Bei einer leitlinienorientierten pharmakologischen Behandlung multimorbider älterer Patienten entscheidet sich die Gerontopsychiatrie für eine Leitlinienhierarchie, die die psychischen Belange der Patienten fokussiert. Zahlreiche nichtpharmakologische Therapieverfahren werden im Arbeitskreis diskutiert und ggf. empfohlen. Konditionen äußerer Strukturmerkmale für eine gelingende Behandlung Älterer werden identifiziert. Eine Befragung zur optimalen Stationsgröße ergab, dass knapp die Hälfte der 40 AK-Teilnehmer, die 2010 auf eine Abfrage im AK geantwortet hatten für Demenzstationen bis zu maximal 18 Patienten, die andere Hälfte bis maximal 22 Patienten für vertretbar hielt, wohingegen für altersdepressive Patienten insgesamt größere Einheiten mit bis zu 25 Patienten für möglich gehalten wurden. Große Stationen steigern die Verhaltensauffälligkeiten Demenzkranker und erhöhen nach dem Expertenurteil den individuellen Betreuungsaufwand.

Skalen wie CGI und GAF bilden in der Gerontopsychiatrie die Behandlungsqualität nicht sinnvoll ab. Neben anderen demenz- bzw. depressionsspezifischen Skalen scheint aus Sicht des AK das neuropsychiatrische Inventar (NPI) für die Erfassung des Behandlungsergebnisses geeignet zu sein. Ein diagnostischer Pfad für Demenzkranke wurde erarbeitet und an dieser Stelle publiziert.

Ein aktuelles Thema ist Veränderung der Rechtslage zu Zwangsmaßnahmen im Krankenhaus. Dabei wurden Aspekte des natürlichen Willens wie der Einwilligungsfähigkeit Demenzkranker fokussiert. Ein wesentlicher Hinderungsgrund, hier zu einer gemeinsamen Empfehlung und zu therapeutisch tragfähigen Konzepten zu gelangen, ist die sehr heterogene und häufig vom individuell tätigen Richter abhängige Auslegung rechtlicher Grundlagen, sei es im Rahmen des § 1906 BGB oder auch der – teilweise noch in Entwicklung befindlichen – Landesunterbringungsgesetze, aber auch zur Sturzprophylaxe.

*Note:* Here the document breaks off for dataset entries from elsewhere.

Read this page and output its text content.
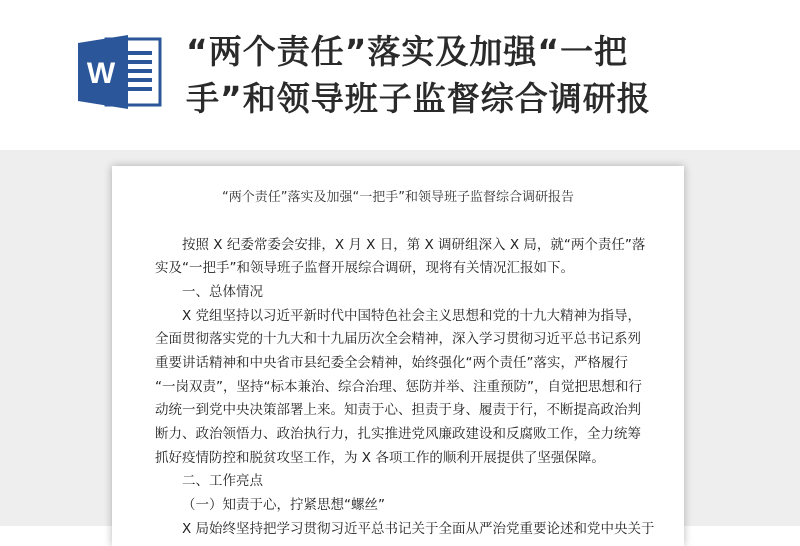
W
“两个责任”落实及加强“一把
手”和领导班子监督综合调研报
“两个责任”落实及加强“一把手”和领导班子监督综合调研报告
按照 X 纪委常委会安排，X 月 X 日，第 X 调研组深入 X 局，就“两个责任”落
实及“一把手”和领导班子监督开展综合调研，现将有关情况汇报如下。
一、总体情况
X 党组坚持以习近平新时代中国特色社会主义思想和党的十九大精神为指导，
全面贯彻落实党的十九大和十九届历次全会精神，深入学习贯彻习近平总书记系列
重要讲话精神和中央省市县纪委全会精神，始终强化“两个责任”落实，严格履行
“一岗双责”，坚持“标本兼治、综合治理、惩防并举、注重预防”，自觉把思想和行
动统一到党中央决策部署上来。知责于心、担责于身、履责于行，不断提高政治判
断力、政治领悟力、政治执行力，扎实推进党风廉政建设和反腐败工作，全力统筹
抓好疫情防控和脱贫攻坚工作，为 X 各项工作的顺利开展提供了坚强保障。
二、工作亮点
（一）知责于心，拧紧思想“螺丝”
X 局始终坚持把学习贯彻习近平总书记关于全面从严治党重要论述和党中央关于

Der AK hat sich stets mit Möglichkeiten zur Reduzierung von Zwangsmaßnahmen in der Gerontopsychiatrie beschäftigt – vgl. z. B. „Redufix“ oder „Werdenfelser Weg“. Zum Thema Gefährdung durch Bauchgurtanwendung wurden mehrere alternative Medizinprodukte und Konzepte zusammengetragen, um in einem individuellen Vorgehen die jeweils mildeste Sicherungsmaßnahme auswählen zu können.

Ein noch nicht gelöstes Problem ist ein vielerorts von den Gesundheitsämtern eingefordertes restriktives Vorgehen etwa bei Patienten mit MRSA-Besiedlungen der Atemwege. Unter Isolierungsbedingungen ist eine (geronto-)psychiatrische Behandlung oft nicht fachgerecht durchführbar. Sollten solche Patienten dann nicht besser bis zur Keimsanierung in somatischen Kliniken verbleiben? Mehrere Kliniken haben mit den (Landes-)Gesundheitsämtern Vereinbarungen geschlossen, nach denen für sie weniger restriktive Regelungen angewendet werden dürfen, wie sie auch für Altenheime gelten.

Daneben stehen praxisrelevante Themen im Vordergrund wie Vokalisationen bei Demenz, Schmerztherapie im Alter, Demenz als palliativ zu behandelnde Erkrankung, Late-onset-alcoholism, Formen des Home-Treatments und IV-Projekte. Klinikinterne Standards bei der Aufklärung zu Medikamenten und Untersuchungen wurden ausgetauscht, sind aber bislang noch nicht verbindlich formuliert.

Die Berichte über die Tagungen sind jeweils inklusive der zur Verfügung gestellten Folien der Einzelvorträge für BDK- bzw. Arbeitskreismitglieder auf der Website der BDK (www.bdk-deutschland.de) einzusehen.